ご飯なんか食べてる暇はないって感じっぽい。


……お風呂もご飯も忘れてピアノに没頭する音大生の漫画を思い出した。

多分、そういう系の人なのだ。



「……あの、私の食事、明日から残ったものだけにしてくださいませんか?

ほんと、賄いで構いませんから。こんな立派なお料理、私にはとても」


あまりに居た堪れなくなって、思わずアーリャさんに申し出た。

だがアーリャさんは、意外にも、ころころと笑って返したのだ、


「あらやだ、そんな遠慮はご不要ですよ、マリーナさん。

坊っちゃまだけが特別な食事をしているわけではありませんの、私たち使用人も、同じものを頂いているのよ、坊っちゃまの言いつけでね。
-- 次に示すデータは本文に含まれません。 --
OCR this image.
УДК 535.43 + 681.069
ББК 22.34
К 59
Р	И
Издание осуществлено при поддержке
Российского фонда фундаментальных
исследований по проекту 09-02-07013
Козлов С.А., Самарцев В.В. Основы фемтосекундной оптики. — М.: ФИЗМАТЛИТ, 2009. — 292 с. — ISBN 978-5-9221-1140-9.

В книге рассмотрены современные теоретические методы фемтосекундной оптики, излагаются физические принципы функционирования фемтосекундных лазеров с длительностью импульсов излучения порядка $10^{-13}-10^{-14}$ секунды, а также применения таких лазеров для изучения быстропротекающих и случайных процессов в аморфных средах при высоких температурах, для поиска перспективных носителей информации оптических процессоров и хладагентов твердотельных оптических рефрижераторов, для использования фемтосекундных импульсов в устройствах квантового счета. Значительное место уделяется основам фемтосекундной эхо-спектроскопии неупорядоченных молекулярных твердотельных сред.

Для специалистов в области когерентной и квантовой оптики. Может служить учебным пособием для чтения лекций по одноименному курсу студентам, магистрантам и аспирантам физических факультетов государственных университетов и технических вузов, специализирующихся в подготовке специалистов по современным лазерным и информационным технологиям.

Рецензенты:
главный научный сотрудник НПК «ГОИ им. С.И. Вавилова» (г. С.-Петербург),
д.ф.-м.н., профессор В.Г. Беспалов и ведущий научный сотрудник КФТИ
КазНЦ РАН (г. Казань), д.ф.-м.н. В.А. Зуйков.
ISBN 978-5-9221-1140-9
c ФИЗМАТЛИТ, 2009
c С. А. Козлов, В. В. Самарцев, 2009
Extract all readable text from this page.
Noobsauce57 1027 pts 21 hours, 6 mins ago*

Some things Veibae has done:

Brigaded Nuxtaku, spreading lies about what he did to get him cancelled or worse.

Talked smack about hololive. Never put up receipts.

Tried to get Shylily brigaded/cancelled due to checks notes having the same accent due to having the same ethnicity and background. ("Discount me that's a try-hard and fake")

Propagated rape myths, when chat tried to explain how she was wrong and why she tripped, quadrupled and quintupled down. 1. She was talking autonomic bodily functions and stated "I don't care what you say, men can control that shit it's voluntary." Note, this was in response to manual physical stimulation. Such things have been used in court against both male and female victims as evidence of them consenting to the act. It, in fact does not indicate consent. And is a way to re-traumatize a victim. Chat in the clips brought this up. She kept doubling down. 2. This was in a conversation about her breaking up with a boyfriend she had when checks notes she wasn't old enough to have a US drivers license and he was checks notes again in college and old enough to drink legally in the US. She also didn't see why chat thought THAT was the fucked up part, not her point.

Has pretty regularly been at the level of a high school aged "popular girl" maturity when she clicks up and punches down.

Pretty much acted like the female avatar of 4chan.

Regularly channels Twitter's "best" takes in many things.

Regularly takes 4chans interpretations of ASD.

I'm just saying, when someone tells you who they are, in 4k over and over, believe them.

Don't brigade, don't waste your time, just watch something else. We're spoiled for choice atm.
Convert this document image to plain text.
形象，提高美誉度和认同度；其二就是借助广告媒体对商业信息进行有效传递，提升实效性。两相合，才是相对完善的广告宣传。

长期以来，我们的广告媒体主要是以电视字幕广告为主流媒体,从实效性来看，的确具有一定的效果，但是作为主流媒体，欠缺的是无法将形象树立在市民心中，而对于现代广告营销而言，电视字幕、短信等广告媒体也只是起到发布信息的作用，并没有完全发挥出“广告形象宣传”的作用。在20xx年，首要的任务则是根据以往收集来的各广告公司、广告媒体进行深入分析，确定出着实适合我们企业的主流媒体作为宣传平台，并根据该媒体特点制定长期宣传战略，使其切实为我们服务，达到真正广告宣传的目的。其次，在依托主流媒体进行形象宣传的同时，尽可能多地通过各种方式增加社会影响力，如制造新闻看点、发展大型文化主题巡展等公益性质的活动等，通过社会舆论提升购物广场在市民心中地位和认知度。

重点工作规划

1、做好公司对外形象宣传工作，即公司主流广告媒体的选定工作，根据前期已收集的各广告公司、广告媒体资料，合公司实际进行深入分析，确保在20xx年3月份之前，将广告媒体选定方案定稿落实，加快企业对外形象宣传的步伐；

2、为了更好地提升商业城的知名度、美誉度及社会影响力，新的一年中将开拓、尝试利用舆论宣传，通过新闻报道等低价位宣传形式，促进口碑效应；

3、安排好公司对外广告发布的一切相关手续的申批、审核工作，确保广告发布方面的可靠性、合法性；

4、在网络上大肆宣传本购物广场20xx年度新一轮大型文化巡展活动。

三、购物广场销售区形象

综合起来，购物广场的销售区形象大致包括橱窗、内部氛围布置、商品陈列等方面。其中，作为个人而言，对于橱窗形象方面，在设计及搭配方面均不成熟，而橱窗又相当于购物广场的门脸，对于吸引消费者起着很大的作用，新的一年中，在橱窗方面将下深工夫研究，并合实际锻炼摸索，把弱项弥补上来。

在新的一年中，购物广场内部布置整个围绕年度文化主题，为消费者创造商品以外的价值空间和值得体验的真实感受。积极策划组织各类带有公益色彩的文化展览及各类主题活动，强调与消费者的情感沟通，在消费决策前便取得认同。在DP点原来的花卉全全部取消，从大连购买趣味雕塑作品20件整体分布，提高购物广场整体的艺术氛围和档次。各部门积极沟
確かに賄いを食事にするお屋敷も少なくないけれど、坊っちゃまは私たち使用人も、家族の一員のように扱ってくださるんですよ」


「そうなんですか……本当に、ありがたくて、私どうしたらいいか……」


「坊っちゃまは、マリーナさんのこれからについて、何かおっしゃっていましたか?」

「……えと、私の音楽の知識を教えてくれ、と。生活の面倒は見てくださる、とおっしゃって……」

「そうですか。ならそれでいいじゃありませんか、マリーナさんさえよければ」

「私はもちろん、ありがたくて……

でも本当にいいんでしょうか……」

「坊っちゃまがいいとおっしゃることは、いいんですよ。

坊っちゃまは、特に家では、嫌なことは絶対に嫌と表明する方ですからね。だから心配なさらずにいらっしゃい」


確かに、ラファイルさんは、行き先がないから面倒を見ようなんて同情してくれるような感じでは全然なかった。

最初気付いたとき、大丈夫かの一言もなかったと思う。


だからアーリャさんの言う通り、居ていいと言ってくれるなら、期間限定かもしれないが、とりあえず当面居てよさそうだ。


アーリャさんは優しくて、ぶっきらぼうなラファイルさんと比べて安心して話がしやすかった。

食べ終わって、お皿を自分で洗いますと持って行こうとしたら、私の仕事ですからいいんですよ、と持っていかれてしまった。


いいのかな、これ。


まだ私はここでどう振る舞えばいいのか、よく分からなかった。

私が滞在する部屋には、間に合わせで悪いけれどと言われ既に女性用の簡単なワンピースが準備されていて、今日もそれを着ていたのだ。

メイド服じゃなくてよかったんだろうか。


とりあえず休もう。

明日はどんな一日になるんだろう。


まだまだ不安の方が勝る状態で、私は部屋へ向かった。


>食事もお風呂も忘れてピアノに没頭する音大生の漫画


10年以上前の作品にはなりますがあの漫画です。クラシックの話です。